Kremlin’in sık sık tekrarladığı bir söylemi tekrarlayan Putin, “Herhangi bir toplantının ‘aşamalı olarak… uzman seviyesinden başlayarak ve ardından gerekli tüm adımları izleyerek’ hazırlanması gerekeceğini” söyledi.
NATO’nun askeri şeflerinin Çarşamba günü sanal bir toplantı yapması beklenirken, İngiltere’nin askeri şefi Amiral Tony Radakin, Ukrayna’ya güvence gücü konuşlandırılması konusunu görüşmek üzere Washington’a gidiyor.
Salı günü Putin’in Trump’a Zelenski’nin Moskova’ya görüşmeler için gidebileceğini önerdiği, ancak Ukrayna’nın bunu asla kabul etmeyeceği bildirilmişti.
Bu öneri, Rusya’nın Kiev’in kabul edemeyeceği kadar uçuk bir seçeneği öne sürmesinin bir yolu olabilir.

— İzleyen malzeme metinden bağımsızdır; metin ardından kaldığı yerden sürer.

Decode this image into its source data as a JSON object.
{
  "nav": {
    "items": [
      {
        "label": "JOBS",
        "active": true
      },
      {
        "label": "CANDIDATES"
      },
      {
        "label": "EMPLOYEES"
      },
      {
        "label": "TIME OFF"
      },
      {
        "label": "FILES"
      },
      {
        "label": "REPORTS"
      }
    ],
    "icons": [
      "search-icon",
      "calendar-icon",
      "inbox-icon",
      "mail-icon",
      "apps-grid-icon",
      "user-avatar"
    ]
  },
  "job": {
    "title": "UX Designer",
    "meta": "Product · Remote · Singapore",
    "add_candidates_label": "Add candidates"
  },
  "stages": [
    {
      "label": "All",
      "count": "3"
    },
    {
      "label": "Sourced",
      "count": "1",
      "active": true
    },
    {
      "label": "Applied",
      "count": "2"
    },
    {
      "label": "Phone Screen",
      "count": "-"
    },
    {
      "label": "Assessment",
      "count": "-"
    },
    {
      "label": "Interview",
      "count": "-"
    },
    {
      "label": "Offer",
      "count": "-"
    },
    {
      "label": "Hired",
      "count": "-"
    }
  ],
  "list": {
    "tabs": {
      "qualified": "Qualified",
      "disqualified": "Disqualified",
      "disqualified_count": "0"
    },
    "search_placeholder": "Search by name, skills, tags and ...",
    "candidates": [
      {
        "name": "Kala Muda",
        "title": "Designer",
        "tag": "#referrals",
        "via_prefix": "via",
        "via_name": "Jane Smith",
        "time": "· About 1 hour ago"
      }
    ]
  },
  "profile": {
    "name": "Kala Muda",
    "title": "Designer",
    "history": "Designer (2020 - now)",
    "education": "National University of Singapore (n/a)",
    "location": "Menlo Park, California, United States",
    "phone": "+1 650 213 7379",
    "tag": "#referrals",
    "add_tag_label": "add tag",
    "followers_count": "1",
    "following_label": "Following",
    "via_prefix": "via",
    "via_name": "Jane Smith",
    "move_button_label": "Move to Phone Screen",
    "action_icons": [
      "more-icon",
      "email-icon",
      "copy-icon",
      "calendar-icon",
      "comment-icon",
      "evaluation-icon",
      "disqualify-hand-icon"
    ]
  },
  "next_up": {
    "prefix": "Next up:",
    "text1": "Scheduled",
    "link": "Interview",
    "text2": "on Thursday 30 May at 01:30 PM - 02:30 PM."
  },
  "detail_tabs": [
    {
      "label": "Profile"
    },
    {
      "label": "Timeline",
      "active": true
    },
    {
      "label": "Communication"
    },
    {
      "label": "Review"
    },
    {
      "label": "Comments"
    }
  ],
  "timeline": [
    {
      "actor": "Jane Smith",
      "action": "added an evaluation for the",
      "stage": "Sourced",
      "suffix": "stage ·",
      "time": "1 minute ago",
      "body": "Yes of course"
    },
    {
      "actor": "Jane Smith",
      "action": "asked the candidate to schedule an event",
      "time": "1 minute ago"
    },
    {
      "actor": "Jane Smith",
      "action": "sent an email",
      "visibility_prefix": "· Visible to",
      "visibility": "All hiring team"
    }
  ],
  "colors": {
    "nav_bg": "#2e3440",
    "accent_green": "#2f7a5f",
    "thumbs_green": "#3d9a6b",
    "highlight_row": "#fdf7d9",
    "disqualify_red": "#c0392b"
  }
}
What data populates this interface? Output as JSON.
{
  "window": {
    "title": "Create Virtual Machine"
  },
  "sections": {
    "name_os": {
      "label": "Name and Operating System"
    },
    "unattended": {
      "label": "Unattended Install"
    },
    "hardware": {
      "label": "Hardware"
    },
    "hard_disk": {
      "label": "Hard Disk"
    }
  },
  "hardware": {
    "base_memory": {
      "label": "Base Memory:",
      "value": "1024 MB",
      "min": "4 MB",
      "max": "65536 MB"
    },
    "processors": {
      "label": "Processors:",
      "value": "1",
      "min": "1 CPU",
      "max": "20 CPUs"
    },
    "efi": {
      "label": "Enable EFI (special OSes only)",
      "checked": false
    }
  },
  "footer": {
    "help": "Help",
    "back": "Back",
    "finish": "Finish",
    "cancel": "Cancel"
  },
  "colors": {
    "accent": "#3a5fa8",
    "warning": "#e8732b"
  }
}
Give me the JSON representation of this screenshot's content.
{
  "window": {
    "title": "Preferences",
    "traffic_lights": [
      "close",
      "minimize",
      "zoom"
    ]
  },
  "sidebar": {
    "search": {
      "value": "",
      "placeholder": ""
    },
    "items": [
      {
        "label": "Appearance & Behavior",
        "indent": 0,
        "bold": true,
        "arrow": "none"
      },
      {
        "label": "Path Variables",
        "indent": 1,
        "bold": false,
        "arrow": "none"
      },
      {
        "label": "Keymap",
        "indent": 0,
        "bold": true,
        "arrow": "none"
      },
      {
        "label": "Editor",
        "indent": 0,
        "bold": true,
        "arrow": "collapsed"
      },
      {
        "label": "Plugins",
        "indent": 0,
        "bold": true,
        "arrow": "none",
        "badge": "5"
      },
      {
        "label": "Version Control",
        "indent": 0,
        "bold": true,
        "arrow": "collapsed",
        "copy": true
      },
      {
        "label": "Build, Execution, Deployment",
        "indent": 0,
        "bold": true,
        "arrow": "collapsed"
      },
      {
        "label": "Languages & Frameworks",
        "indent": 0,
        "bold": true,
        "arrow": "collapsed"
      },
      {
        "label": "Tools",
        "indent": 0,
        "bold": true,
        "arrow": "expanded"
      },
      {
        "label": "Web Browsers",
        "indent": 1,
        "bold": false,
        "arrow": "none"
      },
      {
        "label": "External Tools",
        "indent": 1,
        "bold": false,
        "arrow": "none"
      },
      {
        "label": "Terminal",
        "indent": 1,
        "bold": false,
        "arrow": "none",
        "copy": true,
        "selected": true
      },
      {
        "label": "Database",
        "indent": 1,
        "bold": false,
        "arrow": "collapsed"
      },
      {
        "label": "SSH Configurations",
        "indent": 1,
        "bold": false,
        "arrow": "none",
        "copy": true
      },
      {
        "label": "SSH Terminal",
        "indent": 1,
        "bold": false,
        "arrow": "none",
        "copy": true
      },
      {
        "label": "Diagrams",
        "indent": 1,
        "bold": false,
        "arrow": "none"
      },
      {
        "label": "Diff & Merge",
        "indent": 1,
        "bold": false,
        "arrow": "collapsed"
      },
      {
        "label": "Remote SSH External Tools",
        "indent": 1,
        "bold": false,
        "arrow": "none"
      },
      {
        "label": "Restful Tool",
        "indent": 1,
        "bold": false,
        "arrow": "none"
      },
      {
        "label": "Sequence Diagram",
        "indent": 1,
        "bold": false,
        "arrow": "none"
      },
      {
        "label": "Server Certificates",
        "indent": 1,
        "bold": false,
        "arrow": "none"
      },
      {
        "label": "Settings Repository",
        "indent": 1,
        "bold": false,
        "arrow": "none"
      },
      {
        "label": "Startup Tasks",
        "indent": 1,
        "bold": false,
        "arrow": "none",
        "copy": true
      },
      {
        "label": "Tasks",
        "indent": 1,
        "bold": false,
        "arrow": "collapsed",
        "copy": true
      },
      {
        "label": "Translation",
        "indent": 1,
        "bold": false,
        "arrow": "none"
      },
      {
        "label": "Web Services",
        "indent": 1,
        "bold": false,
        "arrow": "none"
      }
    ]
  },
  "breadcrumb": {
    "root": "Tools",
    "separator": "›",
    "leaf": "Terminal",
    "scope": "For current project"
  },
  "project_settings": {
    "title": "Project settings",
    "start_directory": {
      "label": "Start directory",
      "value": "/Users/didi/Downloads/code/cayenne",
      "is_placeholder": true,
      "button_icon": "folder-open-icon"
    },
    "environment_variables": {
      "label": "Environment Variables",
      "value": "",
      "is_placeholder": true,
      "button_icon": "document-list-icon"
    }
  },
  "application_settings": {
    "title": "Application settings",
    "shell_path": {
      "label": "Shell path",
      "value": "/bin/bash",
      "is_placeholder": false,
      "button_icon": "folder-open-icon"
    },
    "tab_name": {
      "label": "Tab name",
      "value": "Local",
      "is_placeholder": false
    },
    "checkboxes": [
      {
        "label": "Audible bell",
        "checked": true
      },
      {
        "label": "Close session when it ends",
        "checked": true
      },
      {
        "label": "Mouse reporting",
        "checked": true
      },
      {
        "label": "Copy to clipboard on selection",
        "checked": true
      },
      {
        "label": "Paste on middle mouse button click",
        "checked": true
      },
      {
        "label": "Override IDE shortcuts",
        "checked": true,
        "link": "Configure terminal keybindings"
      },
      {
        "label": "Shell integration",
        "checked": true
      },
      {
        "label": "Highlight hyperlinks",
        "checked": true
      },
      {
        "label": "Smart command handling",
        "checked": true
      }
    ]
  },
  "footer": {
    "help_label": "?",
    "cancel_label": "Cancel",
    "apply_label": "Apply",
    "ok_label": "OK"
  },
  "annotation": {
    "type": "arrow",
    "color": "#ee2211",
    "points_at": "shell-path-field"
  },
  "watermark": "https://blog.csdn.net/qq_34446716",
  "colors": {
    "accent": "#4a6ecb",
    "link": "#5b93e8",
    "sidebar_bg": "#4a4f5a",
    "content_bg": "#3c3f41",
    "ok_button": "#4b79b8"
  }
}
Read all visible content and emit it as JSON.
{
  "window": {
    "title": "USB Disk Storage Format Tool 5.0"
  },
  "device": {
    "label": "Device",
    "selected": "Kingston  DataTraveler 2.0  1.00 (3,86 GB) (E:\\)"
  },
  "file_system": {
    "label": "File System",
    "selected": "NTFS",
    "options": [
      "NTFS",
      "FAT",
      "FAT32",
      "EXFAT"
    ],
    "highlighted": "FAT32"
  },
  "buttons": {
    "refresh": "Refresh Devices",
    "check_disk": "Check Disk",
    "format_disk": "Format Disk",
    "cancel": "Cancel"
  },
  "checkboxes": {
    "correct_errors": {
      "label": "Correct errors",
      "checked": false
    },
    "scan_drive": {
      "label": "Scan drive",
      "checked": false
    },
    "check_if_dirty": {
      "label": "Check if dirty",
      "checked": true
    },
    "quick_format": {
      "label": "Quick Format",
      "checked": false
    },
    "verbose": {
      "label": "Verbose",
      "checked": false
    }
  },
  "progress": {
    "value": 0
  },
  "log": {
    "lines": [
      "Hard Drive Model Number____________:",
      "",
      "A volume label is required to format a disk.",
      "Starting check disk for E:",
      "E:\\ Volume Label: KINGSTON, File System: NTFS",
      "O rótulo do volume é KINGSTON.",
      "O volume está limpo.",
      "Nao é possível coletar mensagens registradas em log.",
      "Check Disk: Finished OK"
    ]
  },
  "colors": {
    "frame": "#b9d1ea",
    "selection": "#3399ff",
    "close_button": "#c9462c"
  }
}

Son birkaç gündeki görüşmeler, Trump’a savaşın karmaşıklığı ve Moskova’nın talepleri ile Kiev’in tutumu arasındaki uçurum konusunda yeni bir anlayış kazandırmış gibi görünüyor.
Putin’i ikna edebileceğini söylediği çok övülen ateşkes gerçekleşmedi ve şimdi ABD başkanı Ukrayna ve Rusya’nın doğrudan kalıcı bir barış anlaşmasına geçmeleri gerektiğini söyledi – ancak Ukrayna’ya yönelik güvenlik garantileri açısından bir miktar ilerleme kaydedildi.
Zelenski ve Avrupalı liderler, Trump’ı, bir barış anlaşması durumunda bu tür taahhütlerin Kiev’in egemenliği açısından çok önemli olacağına ikna etmiş görünüyor.